Former NASA astronaut named 2016 Distinguished Alumna in the College of Sciences and Mathematics
Kathryn Thornton, physics ’74, has been named the 2016 Distinguished Alumna in the College of Sciences and Mathematics.
COSAM’s Distinguished Alumni Awards recognize alumni who have achieved significant stature in their chosen fields while also possessing a history of commitment to Auburn University and the college.
Selected as an astronaut by NASA in May 1984, Thornton is a veteran of four space flights: STS-33 in 1989, STS-49 in 1992, STS-61 in 1993, and STS-73 in 1995. She has logged over 975 hours in space, including more than 21 hours of extravehicular activity (EVA), and was the first woman to participate in a classified U.S. Government space mission.
Thornton was a mission specialist on the crew of STS-33, which launched at night from Kennedy Space Center in 1989 aboard the Space Shuttle Discovery.
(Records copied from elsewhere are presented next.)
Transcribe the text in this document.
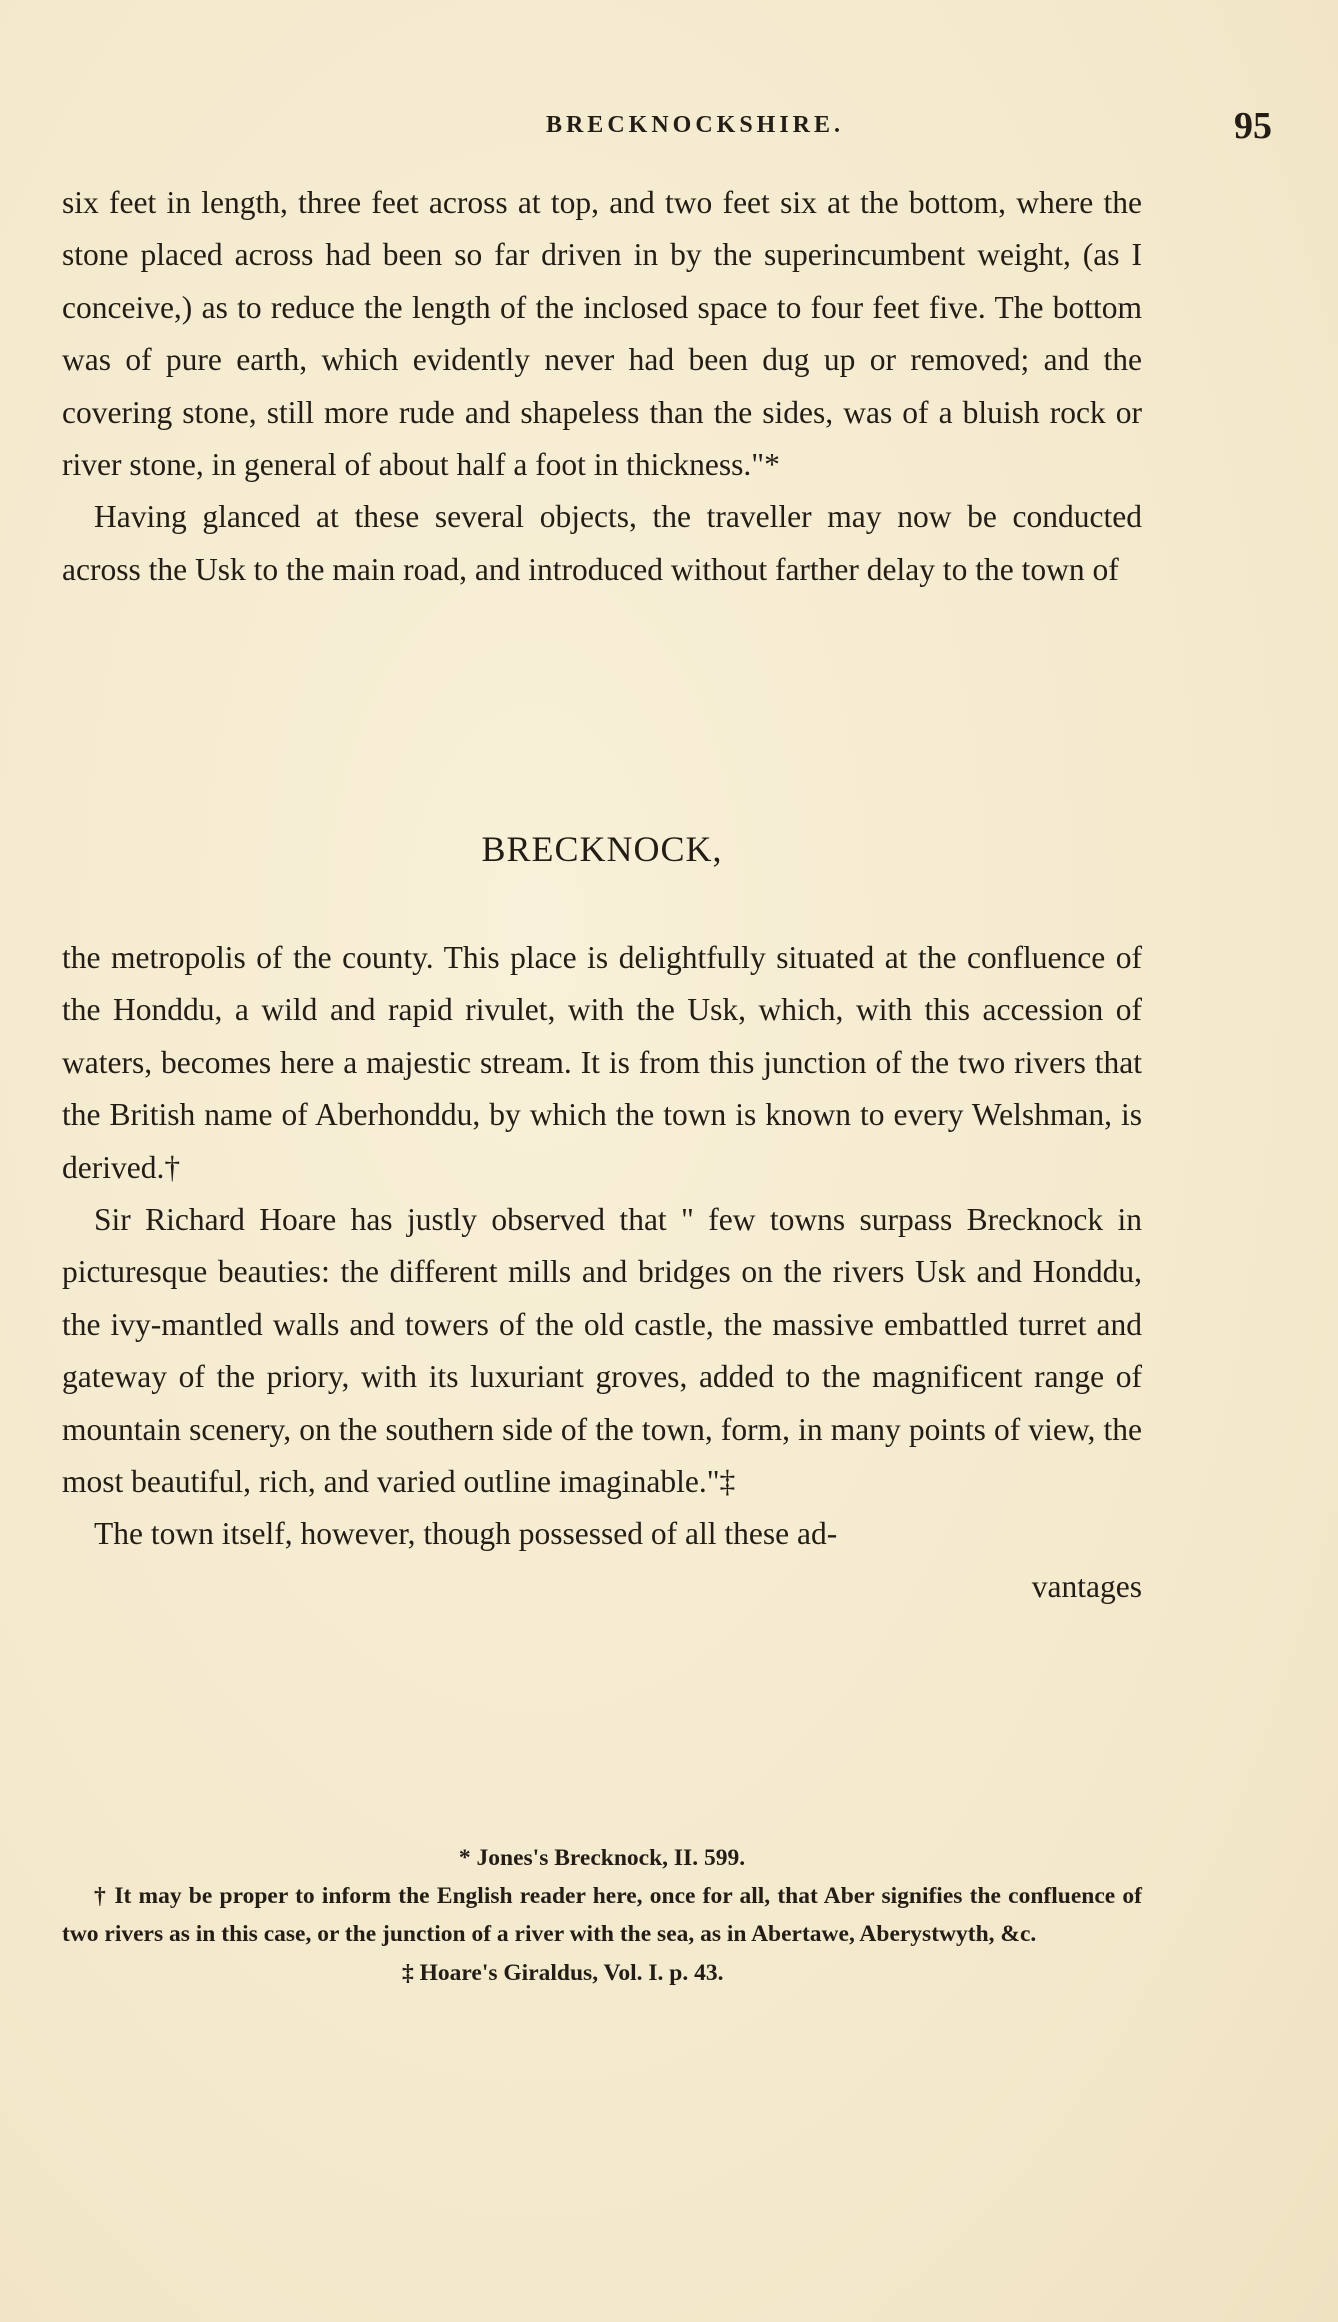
BRECKNOCKSHIRE.	95

six feet in length, three feet across at top, and two feet six at the bottom, where the stone placed across had been so far driven in by the superincumbent weight, (as I conceive,) as to reduce the length of the inclosed space to four feet five. The bottom was of pure earth, which evidently never had been dug up or removed; and the covering stone, still more rude and shapeless than the sides, was of a bluish rock or river stone, in general of about half a foot in thickness."*

Having glanced at these several objects, the traveller may now be conducted across the Usk to the main road, and introduced without farther delay to the town of

BRECKNOCK,

the metropolis of the county. This place is delightfully situated at the confluence of the Honddu, a wild and rapid rivulet, with the Usk, which, with this accession of waters, becomes here a majestic stream. It is from this junction of the two rivers that the British name of Aberhonddu, by which the town is known to every Welshman, is derived.†

Sir Richard Hoare has justly observed that " few towns surpass Brecknock in picturesque beauties: the different mills and bridges on the rivers Usk and Honddu, the ivy-mantled walls and towers of the old castle, the massive embattled turret and gateway of the priory, with its luxuriant groves, added to the magnificent range of mountain scenery, on the southern side of the town, form, in many points of view, the most beautiful, rich, and varied outline imaginable."‡

The town itself, however, though possessed of all these ad-

vantages

* Jones's Brecknock, II. 599.

† It may be proper to inform the English reader here, once for all, that Aber signifies the confluence of two rivers as in this case, or the junction of a river with the sea, as in Abertawe, Aberystwyth, &c.

‡ Hoare's Giraldus, Vol. I. p. 43.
The mission carried Department of Defense payloads and other secondary payloads. In 1992, on her second flight, Thornton served on the crew of STS-49 on board the maiden flight of the new Space Shuttle Endeavour, and the following year, was an EVA crewmember aboard the Space Shuttle Endeavour on the STS-61 Hubble Space Telescope servicing and repair mission. On her final mission in 1995, Thornton served aboard Space Shuttle Columbia on STS-73 as the payload commander of the second United States Microgravity Laboratory mission.
Since leaving NASA, Thornton has served on several NASA review committees and task groups, including the Return to Flight Task Group, which evaluated NASA’s work in meeting goals set by the Columbia Accident Investigation Board prior to resumption of Space Shuttle flights. In 2008, Thornton co-chaired a workshop titled, “Examining the Vision for Space Exploration” held at Stanford University and subsequently testified on the results before the Committee on Science and Technology, Subcommittee on Space and Aeronautics of the U.S. House of Representatives. She is currently on the board of the Space Foundation and the Astronaut Scholarship Foundation, is co-author on Pearson’s Interactive Science, a K-8 science program, and is director of the aerospace engineering program at the University of Virginia.
Thornton is the recipient of numerous awards including NASA Space Flight Medals, the Explorer Club Lowell Thomas Award, the National Astronautics Association Robert J. Collier Trophy, the Freedom Foundation Freedom Spirit Award, and the National Intelligence Medal of Achievement. She was inducted into the Astronaut Hall of Fame in 2010.
In addition to her Auburn degree, Thornton received her master’s and doctorate degrees in physics at the University of Virginia.